Will Robie, the hit man, still has a conscience
This is #4 in David Baldacci's bestselling series about Will Robie, the hit man with a conscience. I had wondered how Baldacci could keep this kind of series going. His answer is to make it personal and go back to Robie's early days.
While a major hit by Robie is successful, the collateral damage of the death of a young boy by the same bullet is too emotional for Robie to take. He is not able to complete his next assignment.
His controller tells him to take a break and get himself together again. At the same time, he tells him that his estranged father has been arrested for murder. Reluctantly Robie goes back to the small Missippi town that he left over 20 years ago to find out what has happened. Robie has to face up to his past and the estranged father who physically and mentally abused him for so many years.
I enjoyed the first half of the book (3.5 stars) as Robie adjusts again to life in the small deep-south town he abandoned a long time ago. Many things have changed. His father is now a Judge, has remarried a beautiful woman around Robie's age and has a 3-year-old son (so he has a stepmother and stepbrother). He starts to come to grips with the past and tries to work out if he can help his father - the only way to get his father released is to find the actual murderer. But his father is not very enthusiastic about his help.

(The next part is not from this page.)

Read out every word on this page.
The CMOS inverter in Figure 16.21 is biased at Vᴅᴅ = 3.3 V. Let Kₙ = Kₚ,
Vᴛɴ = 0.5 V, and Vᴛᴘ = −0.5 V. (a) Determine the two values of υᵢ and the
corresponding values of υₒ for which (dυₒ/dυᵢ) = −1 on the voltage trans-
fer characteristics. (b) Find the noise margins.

The second part of the book is basically a third-rate whodunit (2 stars). When his colleague Jessica Reel comes to help him the body count escalates. Robie and Reel discover more murders, blackmail, pedophilia, incest, and consanguinity. Of course along the way they get ambushed and chased by the baddies. The eventual exposure of the murderer was so ridiculous that I actually laughed out loud.
The main saving grace is that at the end Robie stands out as an honorable and caring individual - once again an hit man with a conscience.